Personal presence of an expert in questioning a witness

Supreme Court in its order of 5 March 2020 No. II KK 14/20, with respect to the drop of the suspect accusing of the conduct, i.e. Article 192 §2 of the Code of Conduct, by allowing and carrying out evidence from the expert's opinion of the intellectual condition of the witness in a situation where the expert was not present at the hearing, could not observe the behaviour of the witness, and the opinion was drawn up after the interview with the witness, he considered that the expert scientist had access to the file of the case and the interview with the witness was an component of the intellectual examination supported by intellectual tests causes that the evidentiary value of specified an opinion shall not give way to any evidential value of the opinion issued solely on the basis of reflection of the witness's conduct at the hearing..

He said the same thing. The Court of Appeal in Łódź in its judgement of 16 January 2014 in Case II AKa 265/13

In turn The Court of Appeal in Łódź in its judgement of 8 October 2015 No. II AKa 151/15 considers that in the case-law it is accepted uniformly that, since Article 192(2) of the Code of Conduct provides for a circumstantial procedure in the event of a witness proceeding (the order of proceeding a witness with the participation of an expert doctor or expert psychologist), it cannot be considered that the statutory requirements in this respect are met by the expert’s opinion on the state of intellectual improvement of the witness and his ability to perceive and reproduce observations if that opinion has not been preceded by the expert’s participation in the immediate proceeding of the witness.

Furthermore, it is pointed out that the provision of Article 192(2) of the Code of Conduct, providing for a circumstantial procedure for a witness to whom there are reasonable doubts as to his intellectual state, requires an expert to be present at all his hearing, and not just a passage thereof, stating that ‘a proceeding with an expert’ shall be conducted. Without negating the crucial importance of giving an opinion on both the cognition of the case file and the additional intellectual studies that she conducted with the witness's consent, it is not possible to ignore the crucial component – directness – during the hearing. The expert, participating in this activity, not only observes the course of the proceeding and examines the content of the witness's statements and reactions, but besides has the right to ask questions on issues applicable to the performance of the expert's task (yes: ultimate Court judgments of 14 December 1979, III KR 393/79,OSNKW 1980/8/70) , Supreme Court of 14 October 1998,V KKN 283/97LEX No 574475, Prok.i Pr.-wk. 2010/7-8/34, Court of Appeal in Katowice of 17 December 2009, II AKa 337/09, LEX No 585321, Court of Appeal in Lublin of 5 March 2013, II AKa 22/13LEX No 1306008).

Ingredients provision for proof from expert opinion

A provision shall be made to indicate the acceptance of evidence from the expert’s opinion (Article 194 kpk):

  • the name and speciality of the expert or expert and, in the case of the opinion of the institution, where necessary, the speciality and qualifications of the persons who should participate in the examination;
  • the subject substance and scope of the expert report, with the wording, where necessary, of circumstantial questions;
  • the time limit for delivering the opinion.

Opinion of another expert psychologist

The conduct of evidence from the opinion of another expert scientist must be due to defects in the first opinion.
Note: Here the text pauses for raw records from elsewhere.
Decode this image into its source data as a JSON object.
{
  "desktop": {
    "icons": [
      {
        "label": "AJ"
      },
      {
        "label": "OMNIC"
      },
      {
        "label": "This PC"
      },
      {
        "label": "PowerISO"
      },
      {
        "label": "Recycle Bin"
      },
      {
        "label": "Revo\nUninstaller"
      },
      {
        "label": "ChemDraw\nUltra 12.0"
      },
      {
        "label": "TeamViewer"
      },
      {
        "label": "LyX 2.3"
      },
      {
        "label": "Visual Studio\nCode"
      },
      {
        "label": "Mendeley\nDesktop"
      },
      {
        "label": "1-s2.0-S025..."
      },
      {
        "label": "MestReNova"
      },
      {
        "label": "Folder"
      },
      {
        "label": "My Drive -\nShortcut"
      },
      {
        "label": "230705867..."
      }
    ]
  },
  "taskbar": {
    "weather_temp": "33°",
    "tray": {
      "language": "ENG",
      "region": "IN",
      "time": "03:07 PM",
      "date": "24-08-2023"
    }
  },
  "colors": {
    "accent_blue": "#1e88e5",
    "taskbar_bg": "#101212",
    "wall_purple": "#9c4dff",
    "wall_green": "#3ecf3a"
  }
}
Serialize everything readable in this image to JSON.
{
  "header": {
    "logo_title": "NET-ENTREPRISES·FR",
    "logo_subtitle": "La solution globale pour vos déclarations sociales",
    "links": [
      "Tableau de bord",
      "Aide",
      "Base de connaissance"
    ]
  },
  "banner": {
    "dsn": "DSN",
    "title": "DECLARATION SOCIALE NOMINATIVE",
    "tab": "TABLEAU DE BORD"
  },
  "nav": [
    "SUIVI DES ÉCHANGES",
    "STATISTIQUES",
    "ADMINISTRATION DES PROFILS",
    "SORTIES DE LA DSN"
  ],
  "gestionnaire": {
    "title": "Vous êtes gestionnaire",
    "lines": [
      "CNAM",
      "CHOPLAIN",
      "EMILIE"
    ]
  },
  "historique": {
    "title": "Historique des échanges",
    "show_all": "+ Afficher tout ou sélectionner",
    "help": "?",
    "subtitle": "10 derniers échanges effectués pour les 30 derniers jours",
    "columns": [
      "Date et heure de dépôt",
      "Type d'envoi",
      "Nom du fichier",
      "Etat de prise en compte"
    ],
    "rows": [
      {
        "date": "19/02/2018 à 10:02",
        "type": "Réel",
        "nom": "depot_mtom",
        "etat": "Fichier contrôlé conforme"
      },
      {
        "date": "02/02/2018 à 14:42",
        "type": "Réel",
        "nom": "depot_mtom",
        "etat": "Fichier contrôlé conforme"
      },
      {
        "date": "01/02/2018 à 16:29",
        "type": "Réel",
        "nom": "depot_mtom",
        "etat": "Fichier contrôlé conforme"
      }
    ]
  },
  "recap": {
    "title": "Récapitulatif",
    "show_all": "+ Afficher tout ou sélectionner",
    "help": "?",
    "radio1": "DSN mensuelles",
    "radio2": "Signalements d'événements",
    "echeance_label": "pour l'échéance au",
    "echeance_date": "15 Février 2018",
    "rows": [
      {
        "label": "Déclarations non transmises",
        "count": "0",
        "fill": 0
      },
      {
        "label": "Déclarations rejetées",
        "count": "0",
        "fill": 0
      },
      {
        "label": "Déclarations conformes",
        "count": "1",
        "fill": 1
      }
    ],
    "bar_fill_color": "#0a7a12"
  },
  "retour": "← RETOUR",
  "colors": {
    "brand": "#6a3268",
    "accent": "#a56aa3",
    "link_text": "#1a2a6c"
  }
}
The duplication of the same evidence would not only prove useless but would besides have a negative impact on the efficiency and continuity of the process.

It is possible to reinterview the witness (injured) with the participation of another expert (recollected: Decision of the ultimate Court of 26 February 2019, No. II KK 33/19).

Relationship between Article 192(2) and related provisions

In its order of 5 March 2020, the ultimate Court indicated that the provision of Article 192(2) of the General Court was lex specialis in respect of the regulations contained in Articles 193 of the General Court and 194 of the General Court. Article 192(2) of the Code it complements these rules and does not exclude them (yes: Judgment of the ultimate Court of 27 March 2014, V KK 331/13, LEX No 146343).